The Spanish speaking press is back on forth on this. In my general experience in Mexico and in Spanish-speaking US television, teams names are translated. Current, topical Google News examples:

Mexico Example 1
Mexico Example 2

However moving on to Venezuela…
Venezuela Example (We see that they don’t translate the names.)

Now checking the Univision website, it would appear they don’t translate:
Univision example
I’d’ve sworn they did, but home market, so it makes sense that they don’t.

There are even national inconsistencies: here’s another Venezuelan example where the teams names are translated.

FWIW, any time I speak with my in-laws in Mexico, they invariably speak with the translated names.

They call their own website

In my experience, watching a lot of US baseball with Spanish commentary and reading newspapers in Spanish here in Panama, the team names are almost always translated (except for names like the Mets or Phillies).

The one I always find amusing is Los Cachorros for the Chicago Cubs.
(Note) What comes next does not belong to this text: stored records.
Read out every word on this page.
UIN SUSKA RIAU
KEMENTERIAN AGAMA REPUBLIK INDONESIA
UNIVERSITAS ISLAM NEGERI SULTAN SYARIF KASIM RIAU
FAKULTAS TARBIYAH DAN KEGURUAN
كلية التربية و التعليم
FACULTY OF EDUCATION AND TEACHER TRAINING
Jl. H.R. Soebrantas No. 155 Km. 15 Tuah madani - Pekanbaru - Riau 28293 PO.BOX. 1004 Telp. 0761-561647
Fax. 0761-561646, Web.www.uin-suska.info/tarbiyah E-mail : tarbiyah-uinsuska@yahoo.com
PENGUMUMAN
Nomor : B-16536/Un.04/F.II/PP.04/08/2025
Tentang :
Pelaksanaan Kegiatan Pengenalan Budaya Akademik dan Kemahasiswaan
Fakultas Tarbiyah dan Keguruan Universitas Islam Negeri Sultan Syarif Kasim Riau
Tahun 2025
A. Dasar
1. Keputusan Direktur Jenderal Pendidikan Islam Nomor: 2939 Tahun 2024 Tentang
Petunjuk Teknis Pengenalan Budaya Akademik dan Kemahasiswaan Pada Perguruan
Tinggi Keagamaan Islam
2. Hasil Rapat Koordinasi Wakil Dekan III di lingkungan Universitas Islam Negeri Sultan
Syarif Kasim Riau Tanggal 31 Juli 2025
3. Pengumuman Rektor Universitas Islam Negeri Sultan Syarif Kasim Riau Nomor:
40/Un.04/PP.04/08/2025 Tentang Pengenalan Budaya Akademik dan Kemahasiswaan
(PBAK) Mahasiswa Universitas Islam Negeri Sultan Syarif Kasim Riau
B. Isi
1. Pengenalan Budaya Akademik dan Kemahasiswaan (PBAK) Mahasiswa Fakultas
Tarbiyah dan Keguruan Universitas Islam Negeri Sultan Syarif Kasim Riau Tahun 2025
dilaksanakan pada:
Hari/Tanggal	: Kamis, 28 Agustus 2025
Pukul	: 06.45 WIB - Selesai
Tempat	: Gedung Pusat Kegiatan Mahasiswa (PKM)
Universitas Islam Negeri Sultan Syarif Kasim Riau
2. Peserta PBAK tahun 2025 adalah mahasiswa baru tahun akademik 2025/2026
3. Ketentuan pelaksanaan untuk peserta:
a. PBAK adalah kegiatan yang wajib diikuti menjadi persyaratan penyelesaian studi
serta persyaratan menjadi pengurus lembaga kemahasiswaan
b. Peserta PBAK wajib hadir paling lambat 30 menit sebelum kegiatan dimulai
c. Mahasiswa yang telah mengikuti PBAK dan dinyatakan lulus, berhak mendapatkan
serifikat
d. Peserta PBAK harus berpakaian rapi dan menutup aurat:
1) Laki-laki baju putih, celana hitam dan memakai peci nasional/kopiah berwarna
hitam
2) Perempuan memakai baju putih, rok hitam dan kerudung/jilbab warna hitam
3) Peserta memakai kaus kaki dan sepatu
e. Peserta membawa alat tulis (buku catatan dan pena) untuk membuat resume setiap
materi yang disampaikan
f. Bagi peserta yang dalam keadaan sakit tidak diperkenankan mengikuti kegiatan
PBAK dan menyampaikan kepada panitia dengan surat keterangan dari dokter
Cachorros does in fact mean “cubs,” but also means “puppies.” Whenever I hear it, I think of them as “The Chicago Puppies,” which perhaps is apt.

Here’s ESPN’s list of team names. Most are translated, with the exception of those where a literal translation wouldn’t work very well, like the Dodgers and Rockies.

Orioles de Baltimore
Bravos de Atlanta
Medias Rojas de Boston
Nacionales de Washington
Yankees de Nueva York
Mets de Nueva York
Rays de Tampa Bay
Filis de Filadelfia
Azulejos de Toronto
Marlins de la Florida
Medias Blancas Chicago
Cerveceros de Milwaukee
Indios de Cleveland
Cachorros de Chicago
Tigres de Detroit
Rojos de Cincinnati
Reales de Kansas City
Astros de Houston
Mellizos de Minnesota
Piratas de Pittsburgh
Cardenales de San Luis
Angelinos de Los Angeles
Dodgers de Los Angeles
Atléticos de Oakland
Padres de San Diego
Marineros de Seattle
Gigantes de San Francisco
Vigilantes de Texas
Rockies de Colorado
Diamondbacks de Arizona
I particularly like the Texas Vigilantes.

That list is how I grew up learning the baseball teams in Puerto Rico. Some of them were translated, some of them were not. Same with other sport teams, some were translated, some were not.